FORT CAMPBELL, Ky. -- Fort Campbell Soldiers have been learning to use the Nett Warrior system that was fielded to the 1st, 2nd and 3rd brigade combat teams more than 18 months ago. But for the past three months 101st Airborne Division units have been improving their proficiency with one-on-one support from the equipment's subject matter experts.

Typically, a unit would be fielded Nett Warrior equipment and provided with a week of training on how to use the system. However, Fort Campbell now has Nett Warrior trainers available to units on a permanent basis because leadership cares about the Soldiers and their understanding of the equipment, said Maj. Alexander Gonzales, Nett Warrior system assistant product manager, Program Executive Office Soldier.

"My leadership, Brig. Gen. Brian Cummings, wants us to be there with the Soldiers training to ensure they can go fight and win," he said. "What happens with the big turnover that we have in the Army, when we train the unit oftentimes those guys PCS, and then eventually it comes to where no one in the unit knows how to operate the system."

The Nett Warrior system is an integrated dismounted leader situational awareness system for use during combat operations, and is part of the Army's network of Capability Set Equipment.

"The Nett Warrior system is a situational awareness tool that provides the user the ability to see through graphics where he is at, where his fellow Soldiers are at and it allows you to place icons to show where the enemy is at," Gonzales said.

To establish continuity, Fort Campbell now has two field service representatives.

"Now the units at Fort Campbell can call our guys at any time to request training," Gonzales said. "What we try to do is deliver the capability to the units so we can train … and ensure the Soldiers there are Fort Campbell understand how to use the equipment."

Second Lt. Benjamin Fay, Company B, 2nd Battalion, 502nd Infantry Regiment, 2nd BCT, signed for 15 Nett Warrior systems when he became a platoon leader. Through curiosity, he learned some about the system but said the training he received this week was beneficial.

"It's definitely good to have [the trainers] here because going forward it's going to take some time for everybody to catch on. While we are waiting for this type of equipment to become more of a standard thing in our unit we are going to need as many helping hands as we can get," Fay said.

Several of his own Soldiers were wary of using the system because they thought it would be awkward during a combat situation, Fay said, but it only takes seconds to drop icons on the map indicating where an enemy is located.

"It takes five to 10 seconds to mark 'hey, the enemy is here' and during that whole time, because this [system] is on you, adjacent units don't have to be wondering what is going on," he said. "They know exactly where you are and see where the units are oriented."

The most important feature the system has is being able to provide situation awareness, Fay said.

"These things are designed to make everyone in your unit aware of what's going on, where contact is coming from, where you're moving," he said. "That is what the system is designed for and frankly, it does it pretty well."

Last year during a deployment, Spc. Samuel Johnson, 1st Battalion, 502nd Inf.
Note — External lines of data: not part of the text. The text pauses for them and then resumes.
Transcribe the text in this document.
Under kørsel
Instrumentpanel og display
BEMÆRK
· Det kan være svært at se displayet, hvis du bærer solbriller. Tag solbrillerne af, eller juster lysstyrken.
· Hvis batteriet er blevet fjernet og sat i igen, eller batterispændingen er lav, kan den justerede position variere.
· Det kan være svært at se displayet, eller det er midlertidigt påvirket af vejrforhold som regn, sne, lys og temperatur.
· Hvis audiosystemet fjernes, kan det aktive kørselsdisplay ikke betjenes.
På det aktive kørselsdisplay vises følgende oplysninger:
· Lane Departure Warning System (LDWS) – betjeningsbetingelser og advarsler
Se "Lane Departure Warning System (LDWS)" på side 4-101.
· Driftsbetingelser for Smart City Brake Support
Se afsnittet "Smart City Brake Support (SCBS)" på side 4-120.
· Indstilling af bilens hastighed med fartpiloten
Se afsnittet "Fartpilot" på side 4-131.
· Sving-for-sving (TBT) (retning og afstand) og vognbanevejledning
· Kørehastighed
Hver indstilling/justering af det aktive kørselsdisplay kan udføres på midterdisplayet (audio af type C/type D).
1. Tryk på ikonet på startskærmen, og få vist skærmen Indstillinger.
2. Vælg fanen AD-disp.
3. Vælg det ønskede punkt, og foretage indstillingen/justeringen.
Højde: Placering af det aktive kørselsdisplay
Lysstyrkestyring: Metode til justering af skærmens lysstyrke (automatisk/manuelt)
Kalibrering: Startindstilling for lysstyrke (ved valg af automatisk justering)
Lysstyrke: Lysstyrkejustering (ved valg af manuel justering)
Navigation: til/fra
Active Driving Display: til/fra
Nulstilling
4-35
Reg., 2nd BCT, was able to see the Nett Warrior systems in action.

"During the deployment we had them circulating a lot as far as the phones, the Galaxys," Johnson said. "I just kept thinking 'this is awesome' that they were using commercial equipment instead of the old bulky [Advanced Special Improvement Program model of the Single Channel Ground and Airborne Radio System]."

Johnson said in the hands of a properly trained Soldier who is interested in the Nett Warrior system, it can be a valuable asset.

"Honestly, if you have someone that is familiar with it like the [radio telephone operator] or someone that's calling in stuff to record information, it is very handy because it allows them to record information accurately and send it up," he said. "It has all the reports, they can put icons on there and the icons can be seen by the whole squad."

Nett Warrior system overview

The Nett Warrior system will display a Soldier's GPS position and azimuth on a map using a graphic bearing indicator. It also shows buddy icons of other Nett Warrior users on the network, and any information regarding map locations that has been shared with other users.

This information is important so that when Soldiers are airlifted into a place, they know exactly where they are, Gonzales said.

If the pilot drops a Soldier off at a different location than what was originally planned, that Soldier could find himself in a serious situation, he said.

"With the Nett Warrior system, you have that pre-planned on that end-user device on your chest, so the pilot can drop you off wherever he wants to and you know exactly where you have got to go, it's pre-plotted," Gonzales said. "It will show you the village you have to hit and the direction you need to go."

A Soldier can also use the Nett Warrior system to communicate other types of information to network users to include sending a size activity location unit time equipment message, a MEDEVAC message, and a liquid ammo casualty equipment message.

The system can also place icons on a map to indicate small arms fire or an improvised explosive device, as well as show a route and send a map with user-drawn annotations.

"For the leadership on the ground, [the Nett Warrior system] takes a lot of the guess work out," Gonzales said. "You know where your people are at … and when you are moving through that village and you take small arms contact you can put your finger on that building or where that small arms contact is coming from, choose the small arms icon and now everyone in your formation knows where that small arms contact is coming from."